Gianfranco Giardina:

“This is a what’s known as a Chromebook. It looks like an ordinary notebook, where you would expect to find Windows. But its operating system has nothing to do with Windows, even though it’s done in a similar way. The big difference is that it is based almost entirely on its relationship with the cloud, with the Internet. It’s only equipped with a small amount of internal storage to save files temporarily, when you’re not connected for example, but almost everything is done in the browser when you are connected to the network.

“This kind of device follows a change in trend that we have witnessed in recent years. Until recently, our computers were filled with programs, one for each use: for writing texts, for photos etc. Now, more and more users tend only to have the operating system and the Internet with a Web browser. This way, we can access a range of content and services, which are downloaded in real time from the network.”

Claudio Rocco, euronews:

“What are the advantages and drawbacks of this technology?”

Gianfranco Giardina:

“Let’s start with the drawbacks: the first is you need to change your way of working, you can’t load your old programs, for example those that are compatible with Windows or Mac OS. The reason is that the Operating System is different. The advantage is that you have a machine that is quite cheap, very simple and that doesn’t require a large storage capacity. It allows you to do the vast majority, if not all, of what the average user needs to do.

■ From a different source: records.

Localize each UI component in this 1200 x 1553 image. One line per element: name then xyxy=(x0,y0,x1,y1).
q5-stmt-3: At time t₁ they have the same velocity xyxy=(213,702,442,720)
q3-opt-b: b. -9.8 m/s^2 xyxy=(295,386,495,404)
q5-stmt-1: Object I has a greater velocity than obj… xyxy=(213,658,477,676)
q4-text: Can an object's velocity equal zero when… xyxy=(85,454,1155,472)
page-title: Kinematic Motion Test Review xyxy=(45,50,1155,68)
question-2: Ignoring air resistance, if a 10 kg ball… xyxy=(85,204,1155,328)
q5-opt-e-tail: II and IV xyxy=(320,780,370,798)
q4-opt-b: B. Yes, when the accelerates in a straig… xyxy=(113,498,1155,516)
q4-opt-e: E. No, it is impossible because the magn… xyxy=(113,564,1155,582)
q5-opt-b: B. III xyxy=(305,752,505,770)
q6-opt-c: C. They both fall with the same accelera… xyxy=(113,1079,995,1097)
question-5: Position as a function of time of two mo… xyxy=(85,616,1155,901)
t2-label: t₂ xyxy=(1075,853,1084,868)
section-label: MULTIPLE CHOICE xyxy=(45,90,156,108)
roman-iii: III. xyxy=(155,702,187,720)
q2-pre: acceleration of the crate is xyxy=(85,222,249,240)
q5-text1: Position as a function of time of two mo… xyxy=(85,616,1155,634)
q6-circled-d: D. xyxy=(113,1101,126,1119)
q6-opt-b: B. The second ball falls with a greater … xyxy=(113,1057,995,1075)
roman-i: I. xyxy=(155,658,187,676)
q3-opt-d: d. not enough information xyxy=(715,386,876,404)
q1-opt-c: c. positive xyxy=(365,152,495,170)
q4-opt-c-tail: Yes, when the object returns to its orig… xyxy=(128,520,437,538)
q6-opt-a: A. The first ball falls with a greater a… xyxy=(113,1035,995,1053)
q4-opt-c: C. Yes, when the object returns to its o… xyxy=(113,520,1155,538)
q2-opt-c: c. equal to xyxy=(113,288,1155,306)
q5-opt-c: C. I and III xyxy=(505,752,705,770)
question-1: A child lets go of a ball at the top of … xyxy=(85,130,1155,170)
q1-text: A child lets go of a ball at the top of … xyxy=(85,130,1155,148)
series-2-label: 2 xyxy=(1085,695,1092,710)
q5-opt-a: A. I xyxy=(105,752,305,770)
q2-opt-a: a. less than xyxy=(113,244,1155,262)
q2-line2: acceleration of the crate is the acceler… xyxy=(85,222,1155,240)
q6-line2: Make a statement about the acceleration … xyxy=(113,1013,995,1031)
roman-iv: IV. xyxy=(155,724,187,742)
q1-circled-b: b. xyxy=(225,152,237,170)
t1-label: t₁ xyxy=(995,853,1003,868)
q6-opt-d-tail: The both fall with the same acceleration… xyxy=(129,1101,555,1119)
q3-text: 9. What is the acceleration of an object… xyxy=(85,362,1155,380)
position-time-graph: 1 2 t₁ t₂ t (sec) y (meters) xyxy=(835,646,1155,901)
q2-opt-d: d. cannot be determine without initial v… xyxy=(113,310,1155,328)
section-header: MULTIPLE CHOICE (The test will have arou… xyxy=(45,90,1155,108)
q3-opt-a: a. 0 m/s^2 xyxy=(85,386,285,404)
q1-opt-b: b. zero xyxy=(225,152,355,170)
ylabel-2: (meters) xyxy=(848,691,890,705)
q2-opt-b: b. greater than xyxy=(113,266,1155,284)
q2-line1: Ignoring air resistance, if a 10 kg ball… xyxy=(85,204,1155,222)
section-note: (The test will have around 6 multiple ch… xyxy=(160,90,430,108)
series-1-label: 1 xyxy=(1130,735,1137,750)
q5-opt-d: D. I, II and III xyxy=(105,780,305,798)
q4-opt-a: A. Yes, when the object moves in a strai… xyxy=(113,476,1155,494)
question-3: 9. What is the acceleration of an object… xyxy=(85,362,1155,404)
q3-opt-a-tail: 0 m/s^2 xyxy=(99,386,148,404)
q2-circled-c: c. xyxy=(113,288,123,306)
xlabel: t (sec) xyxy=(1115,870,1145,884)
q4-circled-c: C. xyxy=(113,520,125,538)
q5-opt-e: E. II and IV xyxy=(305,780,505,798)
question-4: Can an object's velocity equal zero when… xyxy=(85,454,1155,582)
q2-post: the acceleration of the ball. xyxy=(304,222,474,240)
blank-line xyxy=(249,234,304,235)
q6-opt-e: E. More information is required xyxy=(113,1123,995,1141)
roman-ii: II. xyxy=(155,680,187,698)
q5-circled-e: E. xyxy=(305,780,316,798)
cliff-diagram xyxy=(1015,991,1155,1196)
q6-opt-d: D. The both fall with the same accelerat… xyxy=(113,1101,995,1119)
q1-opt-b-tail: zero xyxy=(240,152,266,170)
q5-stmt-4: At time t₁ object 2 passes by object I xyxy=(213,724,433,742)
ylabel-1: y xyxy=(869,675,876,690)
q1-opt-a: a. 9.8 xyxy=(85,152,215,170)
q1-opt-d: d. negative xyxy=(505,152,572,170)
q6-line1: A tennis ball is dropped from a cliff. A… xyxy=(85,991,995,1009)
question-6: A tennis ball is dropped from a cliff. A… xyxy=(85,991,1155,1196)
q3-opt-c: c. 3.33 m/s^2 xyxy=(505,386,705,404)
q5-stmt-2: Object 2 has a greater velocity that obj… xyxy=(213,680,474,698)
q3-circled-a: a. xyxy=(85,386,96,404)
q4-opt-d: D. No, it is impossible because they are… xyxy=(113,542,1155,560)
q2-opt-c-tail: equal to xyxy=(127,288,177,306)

“In the future, you will be constantly connected, wherever you are. Broadband is more and more widespread, albeit a bit patchy across Europe. Free and public hot-spots are spreading, and should continue to do so, allowing better Internet connection. So nowadays, with services increasingly being stored in the cloud, you’ll be using your PC simply as a connected object.”

The major issue is security. Hacking is a risk, of course. But on the other hand, the advantage is that your data is not physically on your computer: if you lose it, if it is stolen, or if your hard disk breaks down, you can start working again immediately on another computer.

Solar cycle path opens in Amsterdam

Back to earth now with a new solar cycle path that recently opened in Amsterdam.

Designed to capture the energy from the sun and transform it into electricity, the path is fitted with solar panels, which its designers hope will produce enough energy to power traffic lights and even electric cars.

The path is made of Lego-like modules placed underneath the concrete. The modules are covered with a layer of glass that is coated with a rough plastic to keep bikes from slipping, and which is treated against dirt.

“It would be in an area that we use anyway, so we don’t need any extra space, we do not have any disturbance for the environment, we just put it in the road that is there anyway,” says Solaroad co-inventor and developer Sten de Wit.

Still a pilot project, the path has already been slammed by one German energy magazine, which has called it a "stupid idea", saying dirt from cyclists will “dramatically reduce power production” unless it is cleaned several times a day.